If it was not enough to read those words, I had my Ipod in and was listening to Casting Crown’s “Voice of Truth” which lyrics are,

“Oh, what I would do to have the kind of face it takes to climb out of this boat, onto the crashing waves, to step out of my comfort zone, to the realm of the unknown where Jesus is, and He’s holding out His hand, but the waves are calling out my name and they laugh at me, reminding me of all the times I’ve tried before and failed. The waves keep telling me, time and time again, ‘Boy, you’ll never win! You will never win.’ But, the voice of truth tells me a different story, and the voice of truth says, “Do not be afraid.” And the voice of truth says, “This is for My glory.” Out of all the voices calling out to me, I will chose to listen and believe the voice of truth.”

I still tear up when I think of that moment and what God did for me. After that devotional, I knew this race was going to be different. I still was not confident in myself, but I was confident in God. I knew that if I sought after Him, He would take care of the rest. I will never forget the last 200 meters of my freshmen mile. I felt light, like I was not even touching the ground. It was as if I never ran the 800 meters just two hours before. I remember catching and passing Tony Fischels of Webster City and feeling completely free, like God had taken a weight off of me. I crossed the line and raised both arms and pointed up to heaven knowing it was only God that I was actually able to run that race and win it.

Now you would think from here, it would become much easier to get on the track and run. However, it was just the opposite. Some people think if God is on your side you will never have any more troubles, trials, and everything will feel as good as the day when you realized God was with you. That was not the case for me. Every time I was on that blue track, I was nervous and scared. I remember my junior year of high school running the state mile and I fell to the back. Which was normal for me, but this was getting late in the race. I heard someone beside me say, “This is your race, Wendland. You’ve got to get up there.” That runner was Jon Stover of Humbolt. I still to this day owe him a state title because if it wasn’t for God using him to encourage me, I don’t believe I would have won that race.

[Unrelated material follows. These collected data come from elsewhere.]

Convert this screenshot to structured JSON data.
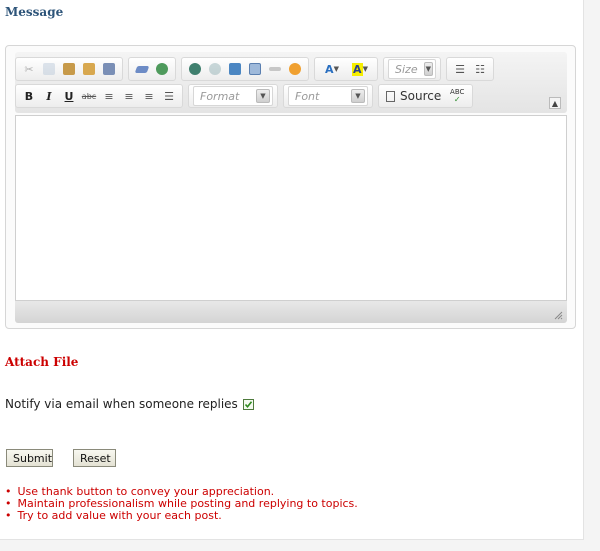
{
  "message_section": {
    "title": "Message"
  },
  "toolbar": {
    "size_label": "Size",
    "format_label": "Format",
    "font_label": "Font",
    "source_label": "Source",
    "spell_label": "ABC",
    "bold": "B",
    "italic": "I",
    "underline": "U",
    "strike": "abc",
    "font_color_label": "A",
    "bg_color_label": "A"
  },
  "attach": {
    "title": "Attach File"
  },
  "notify": {
    "label": "Notify via email when someone replies",
    "checked": true
  },
  "buttons": {
    "submit": "Submit",
    "reset": "Reset"
  },
  "tips": [
    "Use thank button to convey your appreciation.",
    "Maintain professionalism while posting and replying to topics.",
    "Try to add value with your each post."
  ],
  "colors": {
    "title_blue": "#2d5479",
    "accent_red": "#cc0000"
  }
}
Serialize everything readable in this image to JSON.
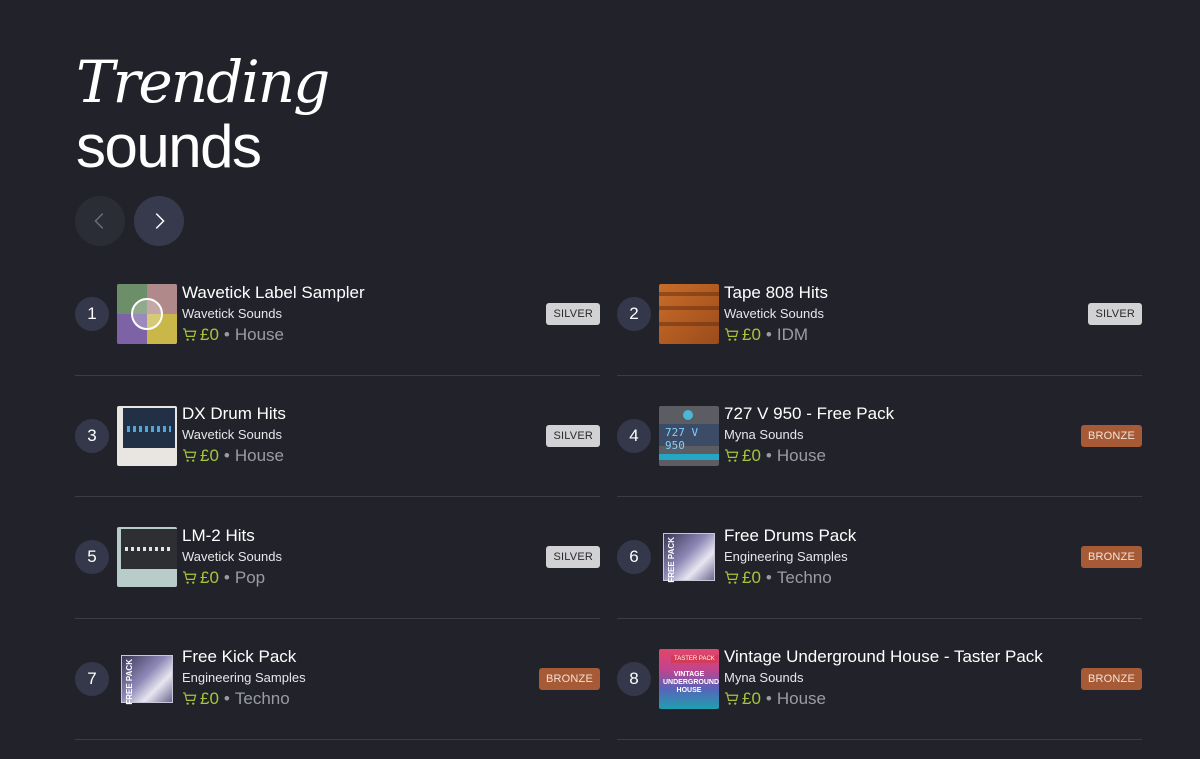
{
  "heading": {
    "line1": "Trending",
    "line2": "sounds"
  },
  "nav": {
    "prev_icon": "chevron-left-icon",
    "next_icon": "chevron-right-icon"
  },
  "colors": {
    "price": "#a7c43a",
    "silver_badge": "#d2d2d4",
    "bronze_badge": "#a65a36",
    "background": "#22232a"
  },
  "items": [
    {
      "rank": "1",
      "title": "Wavetick Label Sampler",
      "artist": "Wavetick Sounds",
      "price": "£0",
      "genre": "House",
      "badge": "SILVER"
    },
    {
      "rank": "2",
      "title": "Tape 808 Hits",
      "artist": "Wavetick Sounds",
      "price": "£0",
      "genre": "IDM",
      "badge": "SILVER"
    },
    {
      "rank": "3",
      "title": "DX Drum Hits",
      "artist": "Wavetick Sounds",
      "price": "£0",
      "genre": "House",
      "badge": "SILVER"
    },
    {
      "rank": "4",
      "title": "727 V 950 - Free Pack",
      "artist": "Myna Sounds",
      "price": "£0",
      "genre": "House",
      "badge": "BRONZE",
      "cover_text": "727 V 950"
    },
    {
      "rank": "5",
      "title": "LM-2 Hits",
      "artist": "Wavetick Sounds",
      "price": "£0",
      "genre": "Pop",
      "badge": "SILVER"
    },
    {
      "rank": "6",
      "title": "Free Drums Pack",
      "artist": "Engineering Samples",
      "price": "£0",
      "genre": "Techno",
      "badge": "BRONZE",
      "cover_text": "FREE PACK"
    },
    {
      "rank": "7",
      "title": "Free Kick Pack",
      "artist": "Engineering Samples",
      "price": "£0",
      "genre": "Techno",
      "badge": "BRONZE",
      "cover_text": "FREE PACK"
    },
    {
      "rank": "8",
      "title": "Vintage Underground House - Taster Pack",
      "artist": "Myna Sounds",
      "price": "£0",
      "genre": "House",
      "badge": "BRONZE",
      "cover_text": "VINTAGE UNDERGROUND HOUSE",
      "cover_tag": "TASTER PACK"
    }
  ]
}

When I look back on my running career, the Scripture verse that sticks to me is found in II Corinthians 12:9, “My grace is sufficient for you, for my power is made perfect in weakness. Therefore I will boast all the more gladly about my weaknesses so that Christ’s power may rest on me.” It was in my moments of fear and disappointments that His strength was made perfect in me.  My high school career was greater than I could ever have imagined. By God’s grace I was able to accomplish way more than I ever dreamed.

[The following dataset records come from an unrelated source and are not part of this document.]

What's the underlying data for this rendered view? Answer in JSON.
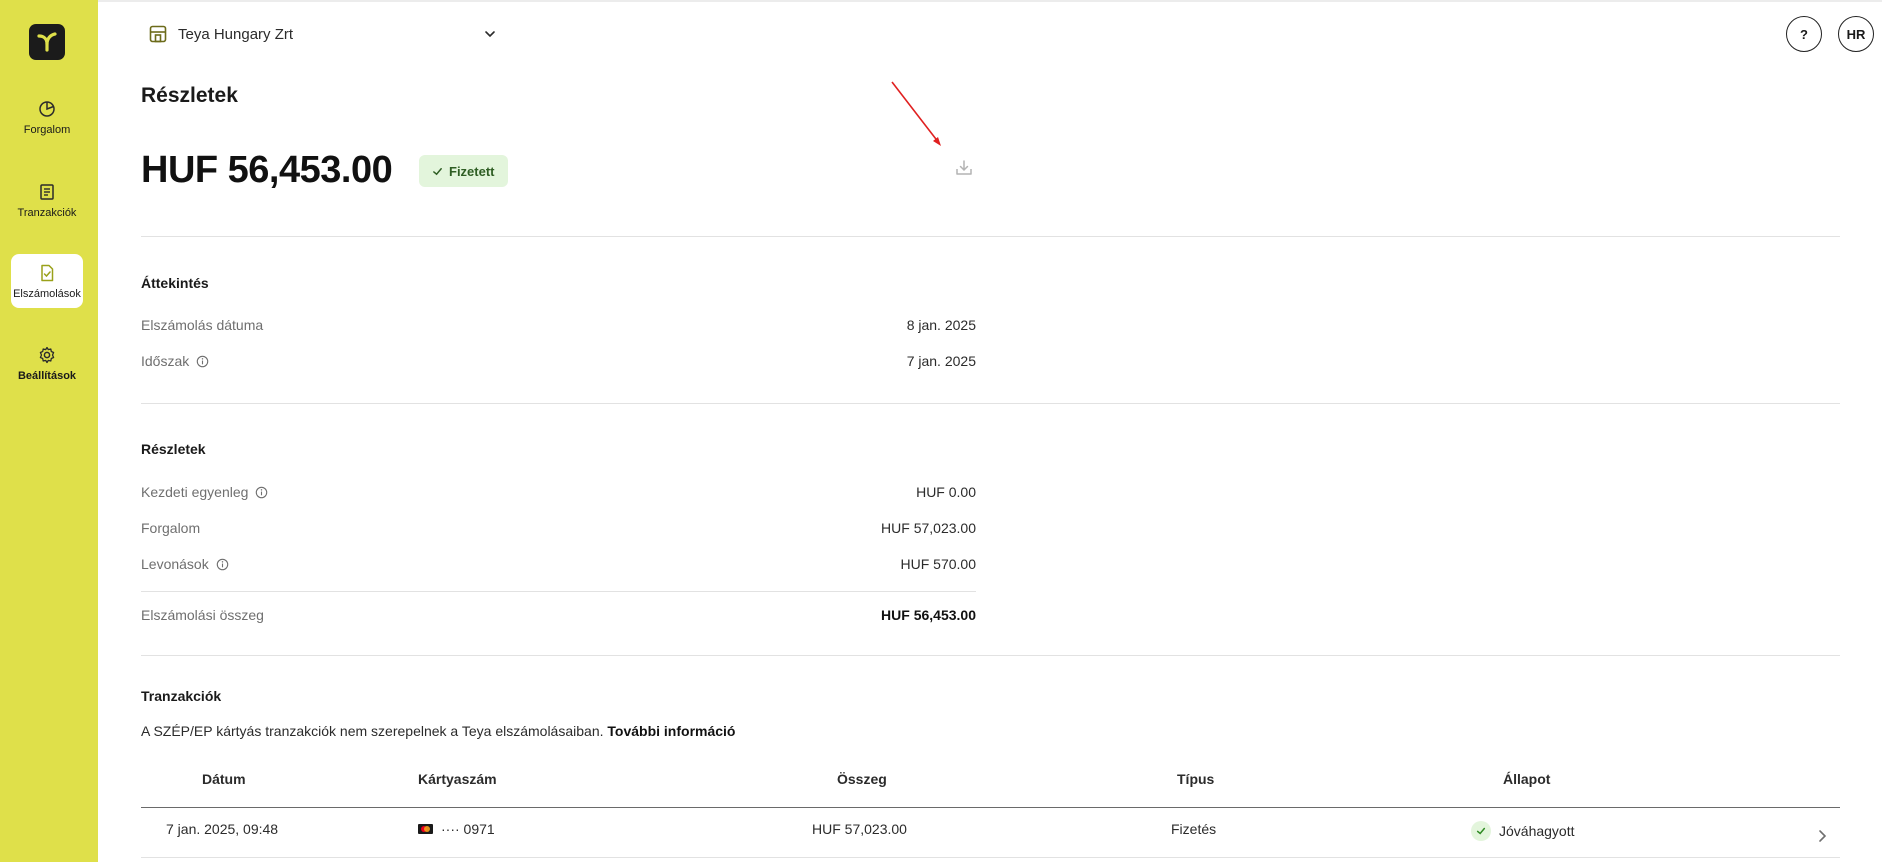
{
  "sidebar": {
    "logo_icon": "teya-logo-icon",
    "items": [
      {
        "label": "Forgalom",
        "icon": "pie-chart-icon",
        "active": false
      },
      {
        "label": "Tranzakciók",
        "icon": "receipt-icon",
        "active": false
      },
      {
        "label": "Elszámolások",
        "icon": "document-check-icon",
        "active": true
      },
      {
        "label": "Beállítások",
        "icon": "gear-icon",
        "active": false
      }
    ]
  },
  "header": {
    "company_name": "Teya Hungary Zrt",
    "help_label": "?",
    "avatar_initials": "HR"
  },
  "page": {
    "title": "Részletek",
    "amount": "HUF 56,453.00",
    "status": "Fizetett"
  },
  "overview": {
    "title": "Áttekintés",
    "rows": [
      {
        "label": "Elszámolás dátuma",
        "value": "8 jan. 2025"
      },
      {
        "label": "Időszak",
        "value": "7 jan. 2025"
      }
    ]
  },
  "details": {
    "title": "Részletek",
    "rows": [
      {
        "label": "Kezdeti egyenleg",
        "value": "HUF 0.00"
      },
      {
        "label": "Forgalom",
        "value": "HUF 57,023.00"
      },
      {
        "label": "Levonások",
        "value": "HUF 570.00"
      }
    ],
    "total_label": "Elszámolási összeg",
    "total_value": "HUF 56,453.00"
  },
  "transactions": {
    "title": "Tranzakciók",
    "notice": "A SZÉP/EP kártyás tranzakciók nem szerepelnek a Teya elszámolásaiban.",
    "notice_link": "További információ",
    "columns": [
      "Dátum",
      "Kártyaszám",
      "Összeg",
      "Típus",
      "Állapot"
    ],
    "rows": [
      {
        "date": "7 jan. 2025, 09:48",
        "card": "···· 0971",
        "amount": "HUF 57,023.00",
        "type": "Fizetés",
        "status": "Jóváhagyott"
      }
    ]
  },
  "colors": {
    "sidebar_bg": "#dfe04a",
    "badge_bg": "#e3f5dc",
    "badge_text": "#2f5e24",
    "annotation_arrow": "#e02020"
  }
}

Now I am coming to my last season of track at Liberty University. My college career has not been one of great heights. I have had glimpses of what I thought I could accomplish, but never have been able to achieve what I know I am capable of. Last season in Boston at the Valentine Invitational, I thought God was going to restore all that I had lost the past three years. I was preparing to run the mile and was looking to go as close to sub 4 as possible (which has been a dream of mine since middle school). It was the first time in a while that my plantar fasciitis was not bothering me. I was ready. I was praying before my race and I started listening to “Voice of Truth” by Casting Crowns again. I began praying for freedom for that race. I felt a confidence and went out to run. While I began running, the unexplainable happened; my right foot began to hurt. It was so painful I could barely walk on it. I hurried to the trainers and they tried wrapping it for me, but to no avail – I was in pain. I tried to put my spikes back on and do some striders, but by then I knew something was terribly wrong. I had to drop out of the race and later found out that I had broken my fourth metatarsal during my warm-up. I am still not for sure why that happened, but I know God is greater than any circumstance. I know that before, He took my greatest disappointment and turned it into my greatest triumph. I know if I continue to place my trust in Him in all areas on of life (my family, work, and even running), He will have His victory in it. And His victory overcomes the greatest defeats.